ATA/338/2014 du 13.05.2014 ( FPUBL ) , IRRECEVABLE

Descripteurs : DÉCISION INCIDENTE ; DOMMAGE ; DOMMAGE IRRÉPARABLE ; DROIT D'ÊTRE ENTENDU
Normes : LPA.57.letc ; Cst.29.al2
Résumé : Une décision de suspension et d'ouverture d'enquête administrative est une décision incidente. L'atteinte à l'image et à la personnalité doit être mise en balance avec l'intérêt public de l'autorité. Par conséquent, recours irrecevable en l'absence de dommage irréparable impliquant le défaut de qualité pour recourir.
En fait
En droit
RÉPUBLIQUE ET CANTON DE GENÈVE

 

POUVOIR JUDICIAIRE

A/402/2014-FPUBL ATA/338/2014

COUR DE JUSTICE

Chambre administrative

Arrêt du 13 mai 2014

 

dans la cause

 

Monsieur A______
représenté par Me Thierry Sticher, avocat

contre

VILLE DE GENÈVE

 



EN FAIT

1) Monsieur A______ est employé à la Ville de Genève (ci-après : la ville) en tant que « gestionnaire ressources humaines 3 ». Il a été nommé tout d’abord assistant ressources humaines (RH) au service B______ (ci-après: B______) le 1er novembre 2008 puis Le 1er septembre 2009, l'intitulé de son poste a été modifié en « gestionnaire RH ». Le 1er décembre 2011, la dénomination de son poste a changé pour prendre la dénomination actuelle.

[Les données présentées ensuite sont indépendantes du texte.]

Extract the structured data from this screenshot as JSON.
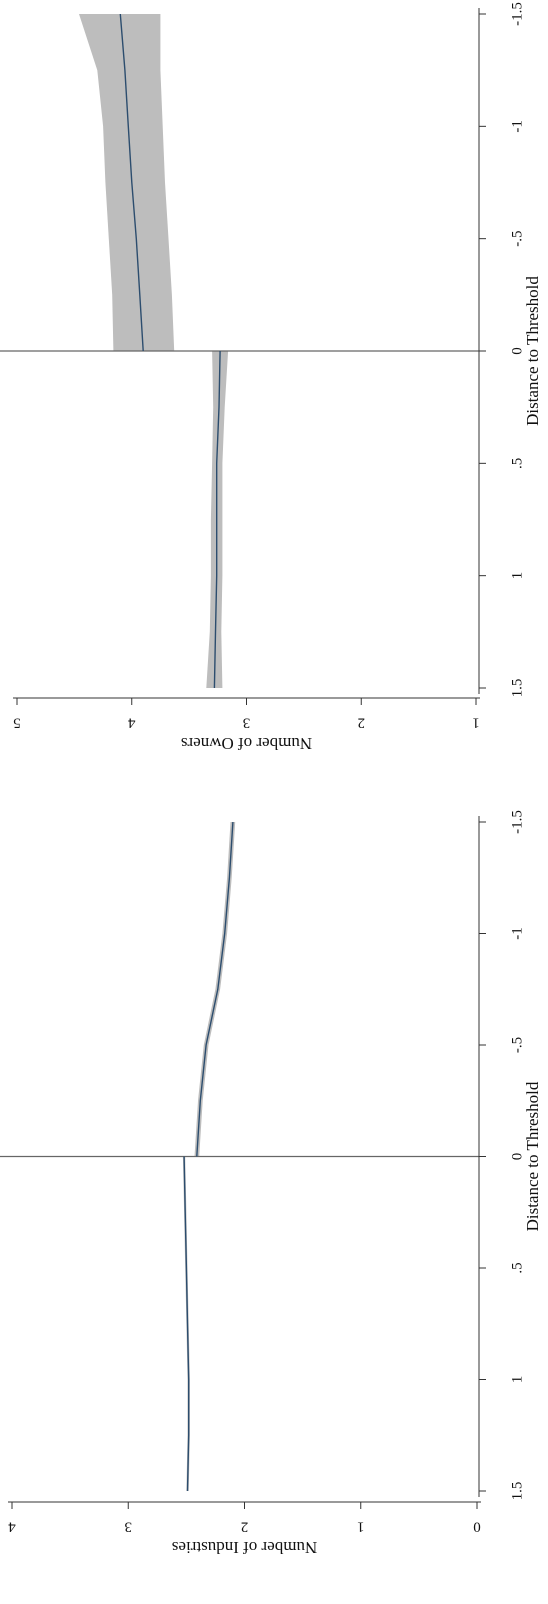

2) Le 29 janvier 2014, Mme C______, directrice du département de l'environnement urbain et de la sécurité (ci-après: le département), et Monsieur D______, supérieur hiérarchique direct de M. A______, ont convoqué ce dernier. Il lui a été communiqué que de graves accusations pesaient contre lui. Une décision prononçant la suspension de deux jours avec effet immédiat lui a été signifiée et remise en mains propres. Il n'a pas eu l'occasion de s'expliquer.

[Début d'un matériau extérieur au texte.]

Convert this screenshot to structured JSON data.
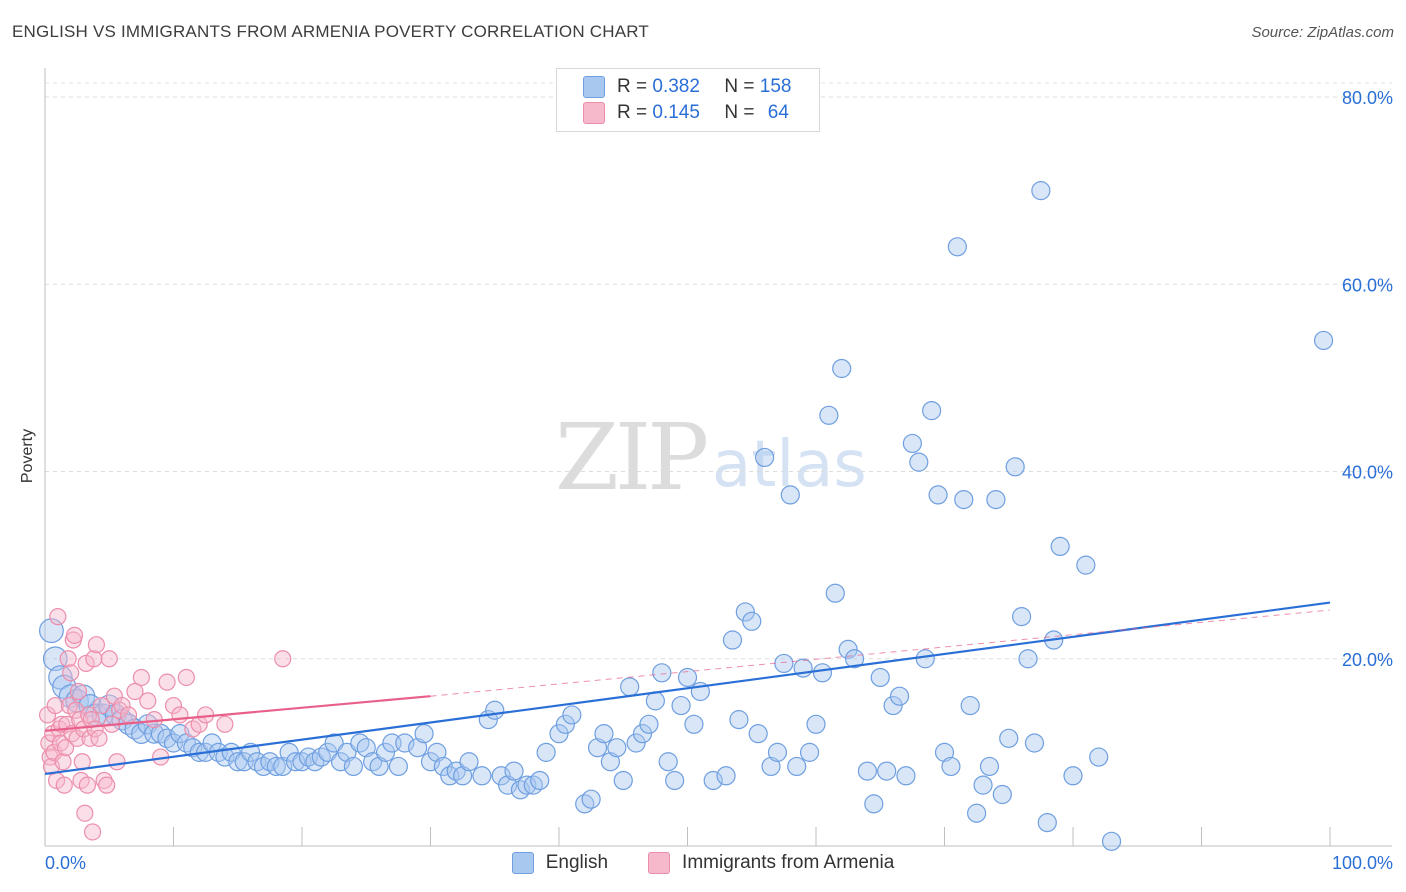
{
  "title": "ENGLISH VS IMMIGRANTS FROM ARMENIA POVERTY CORRELATION CHART",
  "source": "Source: ZipAtlas.com",
  "watermark": {
    "zip": "ZIP",
    "atlas": "atlas"
  },
  "legend": {
    "rows": [
      {
        "r_label": "R =",
        "r_value": "0.382",
        "n_label": "N =",
        "n_value": "158",
        "color": "#a9c8f0"
      },
      {
        "r_label": "R =",
        "r_value": "0.145",
        "n_label": "N =",
        "n_value": "64",
        "color": "#f6b8cb"
      }
    ]
  },
  "bottom_legend": [
    {
      "label": "English",
      "color": "#a9c8f0"
    },
    {
      "label": "Immigrants from Armenia",
      "color": "#f6b8cb"
    }
  ],
  "chart_data": {
    "type": "scatter",
    "title": "ENGLISH VS IMMIGRANTS FROM ARMENIA POVERTY CORRELATION CHART",
    "xlabel": "",
    "ylabel": "Poverty",
    "xlim": [
      0,
      100
    ],
    "ylim": [
      0,
      82
    ],
    "x_tick_labels": [
      "0.0%",
      "100.0%"
    ],
    "y_ticks": [
      20,
      40,
      60,
      80
    ],
    "y_tick_labels": [
      "20.0%",
      "40.0%",
      "60.0%",
      "80.0%"
    ],
    "grid": true,
    "colors": {
      "English": "#2a6fd6",
      "English_fill": "#a9c8f0",
      "Armenia": "#e8608a",
      "Armenia_fill": "#f6b8cb",
      "axis_text": "#2a6fd6"
    },
    "series": [
      {
        "name": "English",
        "trend": {
          "x0": 0,
          "y0": 7.7,
          "x1": 100,
          "y1": 26.0,
          "dash_to_x": 100,
          "dash_to_y": 25.2,
          "solid_until": 100
        },
        "points": [
          [
            0.5,
            23
          ],
          [
            0.8,
            20
          ],
          [
            1.2,
            18
          ],
          [
            1.5,
            17
          ],
          [
            2,
            16
          ],
          [
            2.5,
            15.5
          ],
          [
            3,
            16
          ],
          [
            3.5,
            15
          ],
          [
            4,
            14
          ],
          [
            4.5,
            14
          ],
          [
            5,
            15
          ],
          [
            5.5,
            14
          ],
          [
            6,
            13.5
          ],
          [
            6.5,
            13
          ],
          [
            7,
            12.5
          ],
          [
            7.5,
            12
          ],
          [
            8,
            13
          ],
          [
            8.5,
            12
          ],
          [
            9,
            12
          ],
          [
            9.5,
            11.5
          ],
          [
            10,
            11
          ],
          [
            10.5,
            12
          ],
          [
            11,
            11
          ],
          [
            11.5,
            10.5
          ],
          [
            12,
            10
          ],
          [
            12.5,
            10
          ],
          [
            13,
            11
          ],
          [
            13.5,
            10
          ],
          [
            14,
            9.5
          ],
          [
            14.5,
            10
          ],
          [
            15,
            9
          ],
          [
            15.5,
            9
          ],
          [
            16,
            10
          ],
          [
            16.5,
            9
          ],
          [
            17,
            8.5
          ],
          [
            17.5,
            9
          ],
          [
            18,
            8.5
          ],
          [
            18.5,
            8.5
          ],
          [
            19,
            10
          ],
          [
            19.5,
            9
          ],
          [
            20,
            9
          ],
          [
            20.5,
            9.5
          ],
          [
            21,
            9
          ],
          [
            21.5,
            9.5
          ],
          [
            22,
            10
          ],
          [
            22.5,
            11
          ],
          [
            23,
            9
          ],
          [
            23.5,
            10
          ],
          [
            24,
            8.5
          ],
          [
            24.5,
            11
          ],
          [
            25,
            10.5
          ],
          [
            25.5,
            9
          ],
          [
            26,
            8.5
          ],
          [
            26.5,
            10
          ],
          [
            27,
            11
          ],
          [
            27.5,
            8.5
          ],
          [
            28,
            11
          ],
          [
            29,
            10.5
          ],
          [
            29.5,
            12
          ],
          [
            30,
            9
          ],
          [
            30.5,
            10
          ],
          [
            31,
            8.5
          ],
          [
            31.5,
            7.5
          ],
          [
            32,
            8
          ],
          [
            32.5,
            7.5
          ],
          [
            33,
            9
          ],
          [
            34,
            7.5
          ],
          [
            34.5,
            13.5
          ],
          [
            35,
            14.5
          ],
          [
            35.5,
            7.5
          ],
          [
            36,
            6.5
          ],
          [
            36.5,
            8
          ],
          [
            37,
            6
          ],
          [
            37.5,
            6.5
          ],
          [
            38,
            6.5
          ],
          [
            38.5,
            7
          ],
          [
            39,
            10
          ],
          [
            40,
            12
          ],
          [
            40.5,
            13
          ],
          [
            41,
            14
          ],
          [
            42,
            4.5
          ],
          [
            42.5,
            5
          ],
          [
            43,
            10.5
          ],
          [
            43.5,
            12
          ],
          [
            44,
            9
          ],
          [
            44.5,
            10.5
          ],
          [
            45,
            7
          ],
          [
            45.5,
            17
          ],
          [
            46,
            11
          ],
          [
            46.5,
            12
          ],
          [
            47,
            13
          ],
          [
            47.5,
            15.5
          ],
          [
            48,
            18.5
          ],
          [
            48.5,
            9
          ],
          [
            49,
            7
          ],
          [
            49.5,
            15
          ],
          [
            50,
            18
          ],
          [
            50.5,
            13
          ],
          [
            51,
            16.5
          ],
          [
            52,
            7
          ],
          [
            53,
            7.5
          ],
          [
            53.5,
            22
          ],
          [
            54,
            13.5
          ],
          [
            54.5,
            25
          ],
          [
            55,
            24
          ],
          [
            55.5,
            12
          ],
          [
            56,
            41.5
          ],
          [
            56.5,
            8.5
          ],
          [
            57,
            10
          ],
          [
            57.5,
            19.5
          ],
          [
            58,
            37.5
          ],
          [
            58.5,
            8.5
          ],
          [
            59,
            19
          ],
          [
            59.5,
            10
          ],
          [
            60,
            13
          ],
          [
            60.5,
            18.5
          ],
          [
            61,
            46
          ],
          [
            61.5,
            27
          ],
          [
            62,
            51
          ],
          [
            62.5,
            21
          ],
          [
            63,
            20
          ],
          [
            64,
            8
          ],
          [
            64.5,
            4.5
          ],
          [
            65,
            18
          ],
          [
            65.5,
            8
          ],
          [
            66,
            15
          ],
          [
            66.5,
            16
          ],
          [
            67,
            7.5
          ],
          [
            67.5,
            43
          ],
          [
            68,
            41
          ],
          [
            68.5,
            20
          ],
          [
            69,
            46.5
          ],
          [
            69.5,
            37.5
          ],
          [
            70,
            10
          ],
          [
            70.5,
            8.5
          ],
          [
            71,
            64
          ],
          [
            71.5,
            37
          ],
          [
            72,
            15
          ],
          [
            72.5,
            3.5
          ],
          [
            73,
            6.5
          ],
          [
            73.5,
            8.5
          ],
          [
            74,
            37
          ],
          [
            74.5,
            5.5
          ],
          [
            75,
            11.5
          ],
          [
            75.5,
            40.5
          ],
          [
            76,
            24.5
          ],
          [
            76.5,
            20
          ],
          [
            77,
            11
          ],
          [
            77.5,
            70
          ],
          [
            78,
            2.5
          ],
          [
            78.5,
            22
          ],
          [
            79,
            32
          ],
          [
            80,
            7.5
          ],
          [
            81,
            30
          ],
          [
            82,
            9.5
          ],
          [
            83,
            0.5
          ],
          [
            99.5,
            54
          ]
        ]
      },
      {
        "name": "Immigrants from Armenia",
        "trend": {
          "x0": 0,
          "y0": 12.3,
          "x1": 30,
          "y1": 16.0,
          "dash_to_x": 100,
          "dash_to_y": 25.2,
          "solid_until": 30
        },
        "points": [
          [
            0.2,
            14
          ],
          [
            0.3,
            11
          ],
          [
            0.4,
            9.5
          ],
          [
            0.5,
            8.5
          ],
          [
            0.6,
            12
          ],
          [
            0.7,
            10
          ],
          [
            0.8,
            15
          ],
          [
            0.9,
            7
          ],
          [
            1,
            24.5
          ],
          [
            1.1,
            12.5
          ],
          [
            1.2,
            11
          ],
          [
            1.3,
            13
          ],
          [
            1.4,
            9
          ],
          [
            1.5,
            6.5
          ],
          [
            1.6,
            10.5
          ],
          [
            1.7,
            13
          ],
          [
            1.8,
            20
          ],
          [
            1.9,
            15
          ],
          [
            2,
            18.5
          ],
          [
            2.1,
            12
          ],
          [
            2.2,
            22
          ],
          [
            2.3,
            22.5
          ],
          [
            2.4,
            14.5
          ],
          [
            2.5,
            11.5
          ],
          [
            2.6,
            16.5
          ],
          [
            2.7,
            13.5
          ],
          [
            2.8,
            7
          ],
          [
            2.9,
            9
          ],
          [
            3,
            12.5
          ],
          [
            3.1,
            3.5
          ],
          [
            3.2,
            19.5
          ],
          [
            3.3,
            6.5
          ],
          [
            3.4,
            14
          ],
          [
            3.5,
            11.5
          ],
          [
            3.6,
            13.5
          ],
          [
            3.7,
            1.5
          ],
          [
            3.8,
            20
          ],
          [
            3.9,
            12.5
          ],
          [
            4,
            21.5
          ],
          [
            4.2,
            11.5
          ],
          [
            4.4,
            15
          ],
          [
            4.6,
            7
          ],
          [
            4.8,
            6.5
          ],
          [
            5,
            20
          ],
          [
            5.2,
            13
          ],
          [
            5.4,
            16
          ],
          [
            5.6,
            9
          ],
          [
            5.8,
            14.5
          ],
          [
            6,
            15
          ],
          [
            6.5,
            14
          ],
          [
            7,
            16.5
          ],
          [
            7.5,
            18
          ],
          [
            8,
            15.5
          ],
          [
            8.5,
            13.5
          ],
          [
            9,
            9.5
          ],
          [
            9.5,
            17.5
          ],
          [
            10,
            15
          ],
          [
            10.5,
            14
          ],
          [
            11,
            18
          ],
          [
            11.5,
            12.5
          ],
          [
            12,
            13
          ],
          [
            12.5,
            14
          ],
          [
            14,
            13
          ],
          [
            18.5,
            20
          ]
        ]
      }
    ]
  }
}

Auparavant, l'ordinateur de M. A______ avait été saisi afin de vérifier la présence possible de données répréhensibles.

A teneur de la décision, la direction de l'école de commerce F______ (ci-après : la direction) avait informé Mme C______ que M. A______ aurait eu des gestes et des paroles inappropriées à l'égard d'une stagiaire de maturité professionnelle commerciale (ci-après : la stagiaire) au service d’incendie et de secours (ci-après : B______), dont il avait la responsabilité.

M. A______ aurait également été en état d'ébriété sur le lieu de travail. Il aurait également violé la directive relative à l'utilisation des systèmes d'information et de communication de la Ville de Genève (ci-après: la directive).

Le Conseil administratif de la Ville de Genève (ci-après : le conseil administratif) avait été saisi du dossier et lui ferait part de sa décision.

3) Par décision exécutoire nonobstant recours du 30 janvier 2014, le conseil administratif a ouvert une enquête administrative à l'encontre de M. A______. Il a également confirmé la suspension d'activité, mesure provisionnelle jusqu'au prononcé d'une éventuelle sanction ou licenciement.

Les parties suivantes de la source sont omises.